The Politics of Coastal Energy

Document Type

Presentation

Date of Original Version

3-27-2026

Abstract

The global energy transition requires large-scale deployment of renewable energy infrastructure, and environmentally sensitive landscapes are governed by regulatory regimes designed to protect ecosystems. This conflict creates competing Environmental Worldviews and Objectives: Ecological Modernization, focused on Climate Mitigation through Renewable Energy Deployment, and Administrative Rationalism, focused on Ecosystem Protection through Environmental Regulation. This study analyzes how coastal environmental regulation affects solar energy siting decisions using a Spatial Regression Discontinuity Design, exploiting the geographic boundary of the Coastal Zone Management Act.

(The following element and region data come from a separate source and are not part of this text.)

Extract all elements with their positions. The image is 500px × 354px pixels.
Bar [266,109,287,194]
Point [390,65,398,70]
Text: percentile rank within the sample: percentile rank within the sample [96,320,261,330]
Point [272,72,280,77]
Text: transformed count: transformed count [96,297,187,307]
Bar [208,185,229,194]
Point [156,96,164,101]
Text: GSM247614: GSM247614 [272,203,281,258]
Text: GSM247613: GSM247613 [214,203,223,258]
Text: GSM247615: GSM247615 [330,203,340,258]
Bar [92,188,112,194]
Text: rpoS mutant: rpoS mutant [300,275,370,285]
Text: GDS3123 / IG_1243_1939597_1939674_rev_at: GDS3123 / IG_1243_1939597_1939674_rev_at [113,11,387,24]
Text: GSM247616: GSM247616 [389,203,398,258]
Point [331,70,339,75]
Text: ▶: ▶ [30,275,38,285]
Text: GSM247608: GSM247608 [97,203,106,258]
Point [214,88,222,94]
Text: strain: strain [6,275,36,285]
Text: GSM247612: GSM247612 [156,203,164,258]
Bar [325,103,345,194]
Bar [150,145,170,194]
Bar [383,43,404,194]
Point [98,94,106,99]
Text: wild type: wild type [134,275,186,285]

The Main Hypothesis is that Coastal Regulation increases development costs and reduces solar deployment within the coastal zone. This study uses microeconomic behavior, environmental externalities, coastal governance institutions, and causal identification to evaluate trade-offs in the economics of renewable energy investment, providing evidence that environmental governance shapes renewable energy siting decisions. Coastal regulation alters the spatial allocation of solar infrastructure and redistributes environmental pressures across landscapes. Understanding these interactions is essential for designing policies that balance ecosystem protection and climate mitigation.